La Agencia Internacional de la Energía (AIE) ha convocado una reunión de emergencia de sus veintiocho países miembros para coordinar una liberación masiva de las reservas estratégicas. Según información obtenida por el Financial Times, Estados Unidos considera extraer 60 millones de barriles de su Reserva Estratégica de Petróleo (SPR), ya reducida a su nivel más bajo en cuarenta años. Europa y Japón también preparan extracciones sin precedentes de sus existencias. Sin embargo, los analistas de Goldman Sachs estiman que estas medidas no serán suficientes para compensar la pérdida de suministro si el conflicto se intensifica: "Un barril a 150 dólares ya no es un escenario extremo, es una posibilidad realista a corto plazo". (Fuente: Financial Times, Goldman Sachs)

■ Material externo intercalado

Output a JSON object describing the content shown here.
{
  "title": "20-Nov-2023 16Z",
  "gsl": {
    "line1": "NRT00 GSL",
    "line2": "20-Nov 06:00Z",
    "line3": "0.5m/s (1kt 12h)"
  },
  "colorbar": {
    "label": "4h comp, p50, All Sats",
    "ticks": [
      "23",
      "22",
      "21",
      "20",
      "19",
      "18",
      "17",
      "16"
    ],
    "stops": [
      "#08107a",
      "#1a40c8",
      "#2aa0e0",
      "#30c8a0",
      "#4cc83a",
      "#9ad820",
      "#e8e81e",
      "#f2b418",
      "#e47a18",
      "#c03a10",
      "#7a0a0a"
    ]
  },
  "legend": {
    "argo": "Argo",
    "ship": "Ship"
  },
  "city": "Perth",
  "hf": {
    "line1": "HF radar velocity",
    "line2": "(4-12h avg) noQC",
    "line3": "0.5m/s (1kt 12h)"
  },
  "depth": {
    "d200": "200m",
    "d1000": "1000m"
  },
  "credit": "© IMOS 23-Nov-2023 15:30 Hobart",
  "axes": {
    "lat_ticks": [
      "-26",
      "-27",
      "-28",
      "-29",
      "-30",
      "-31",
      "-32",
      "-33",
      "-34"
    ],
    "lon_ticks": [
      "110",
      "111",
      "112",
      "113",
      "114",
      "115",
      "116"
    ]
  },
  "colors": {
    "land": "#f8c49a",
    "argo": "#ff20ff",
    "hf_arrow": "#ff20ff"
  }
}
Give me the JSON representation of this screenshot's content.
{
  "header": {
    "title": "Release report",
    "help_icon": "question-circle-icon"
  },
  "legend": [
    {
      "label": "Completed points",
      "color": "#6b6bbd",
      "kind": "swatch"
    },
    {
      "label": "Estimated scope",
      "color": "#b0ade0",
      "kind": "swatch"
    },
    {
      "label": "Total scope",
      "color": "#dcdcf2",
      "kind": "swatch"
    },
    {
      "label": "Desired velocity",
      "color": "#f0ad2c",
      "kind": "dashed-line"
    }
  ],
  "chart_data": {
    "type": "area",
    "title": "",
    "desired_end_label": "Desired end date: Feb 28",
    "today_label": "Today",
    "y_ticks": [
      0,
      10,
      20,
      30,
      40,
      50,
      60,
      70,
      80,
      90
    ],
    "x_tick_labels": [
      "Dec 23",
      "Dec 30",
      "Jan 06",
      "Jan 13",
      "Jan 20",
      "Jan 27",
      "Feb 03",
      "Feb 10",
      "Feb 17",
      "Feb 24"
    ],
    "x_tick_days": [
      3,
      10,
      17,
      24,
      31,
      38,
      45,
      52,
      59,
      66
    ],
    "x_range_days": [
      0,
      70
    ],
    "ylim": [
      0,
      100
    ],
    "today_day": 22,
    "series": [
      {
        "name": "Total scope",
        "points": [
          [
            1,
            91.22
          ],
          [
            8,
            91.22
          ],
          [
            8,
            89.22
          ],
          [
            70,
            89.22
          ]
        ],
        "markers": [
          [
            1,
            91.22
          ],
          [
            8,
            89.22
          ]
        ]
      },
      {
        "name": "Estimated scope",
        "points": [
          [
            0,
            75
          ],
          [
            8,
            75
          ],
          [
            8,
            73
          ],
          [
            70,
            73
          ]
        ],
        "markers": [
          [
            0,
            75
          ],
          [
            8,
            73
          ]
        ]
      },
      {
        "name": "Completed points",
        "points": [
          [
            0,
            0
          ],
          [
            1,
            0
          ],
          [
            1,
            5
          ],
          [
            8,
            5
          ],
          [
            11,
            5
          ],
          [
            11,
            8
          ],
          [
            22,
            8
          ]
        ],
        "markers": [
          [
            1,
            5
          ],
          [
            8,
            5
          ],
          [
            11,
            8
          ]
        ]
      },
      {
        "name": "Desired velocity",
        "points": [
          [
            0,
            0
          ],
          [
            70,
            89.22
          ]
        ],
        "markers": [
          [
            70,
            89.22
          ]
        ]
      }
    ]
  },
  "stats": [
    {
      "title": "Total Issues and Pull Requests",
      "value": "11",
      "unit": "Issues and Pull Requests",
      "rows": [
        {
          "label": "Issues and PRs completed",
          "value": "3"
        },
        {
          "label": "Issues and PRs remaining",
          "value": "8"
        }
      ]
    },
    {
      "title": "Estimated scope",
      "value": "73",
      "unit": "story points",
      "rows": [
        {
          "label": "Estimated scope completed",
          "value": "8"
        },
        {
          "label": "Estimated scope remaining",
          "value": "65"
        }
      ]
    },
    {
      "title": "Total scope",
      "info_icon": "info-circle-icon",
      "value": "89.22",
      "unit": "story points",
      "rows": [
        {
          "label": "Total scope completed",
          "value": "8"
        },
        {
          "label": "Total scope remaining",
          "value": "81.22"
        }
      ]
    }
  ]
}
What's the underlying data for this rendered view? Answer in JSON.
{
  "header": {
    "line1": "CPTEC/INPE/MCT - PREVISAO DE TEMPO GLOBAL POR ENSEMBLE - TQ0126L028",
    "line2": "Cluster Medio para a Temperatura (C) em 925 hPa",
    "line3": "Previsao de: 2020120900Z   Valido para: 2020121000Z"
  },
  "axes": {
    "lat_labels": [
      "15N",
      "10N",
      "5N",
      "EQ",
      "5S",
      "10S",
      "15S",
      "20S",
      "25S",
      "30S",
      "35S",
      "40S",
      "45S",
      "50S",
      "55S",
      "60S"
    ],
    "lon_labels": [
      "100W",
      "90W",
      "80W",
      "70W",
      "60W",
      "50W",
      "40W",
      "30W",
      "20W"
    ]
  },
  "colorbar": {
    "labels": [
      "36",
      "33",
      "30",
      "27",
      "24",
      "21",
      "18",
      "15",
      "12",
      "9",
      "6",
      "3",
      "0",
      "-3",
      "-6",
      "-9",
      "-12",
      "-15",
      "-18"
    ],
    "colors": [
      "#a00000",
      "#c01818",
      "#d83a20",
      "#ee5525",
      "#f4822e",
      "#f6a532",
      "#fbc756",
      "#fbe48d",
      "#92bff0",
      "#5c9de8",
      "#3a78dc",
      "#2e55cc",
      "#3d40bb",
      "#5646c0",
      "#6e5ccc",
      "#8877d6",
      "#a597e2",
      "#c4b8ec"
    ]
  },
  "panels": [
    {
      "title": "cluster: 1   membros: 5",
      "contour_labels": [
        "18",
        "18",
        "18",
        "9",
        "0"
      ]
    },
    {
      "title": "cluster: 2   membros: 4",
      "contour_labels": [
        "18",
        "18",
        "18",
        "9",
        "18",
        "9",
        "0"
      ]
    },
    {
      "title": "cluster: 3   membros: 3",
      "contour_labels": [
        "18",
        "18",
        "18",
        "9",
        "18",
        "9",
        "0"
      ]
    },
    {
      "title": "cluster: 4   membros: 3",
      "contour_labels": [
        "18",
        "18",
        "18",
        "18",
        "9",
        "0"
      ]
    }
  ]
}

Las consecuencias para la economía mundial ya son palpables. La inflación, que había sido reducida por debajo del 3 % en la eurozona a principios de 2026, ha vuelto a subir debido al aumento de los costes de transporte y energía. Los precios del queroseno se han disparado un 40 % desde el inicio del conflicto, obligando a varias aerolíneas europeas a aplicar recargos de combustible. Los sectores de mayor consumo energético —química, siderurgia, cemento— alertan sobre riesgos de paradas de producción si los precios del gas natural, indexados en parte al petróleo, continúan su ascenso. (Fuente: Les Échos, Financial Times)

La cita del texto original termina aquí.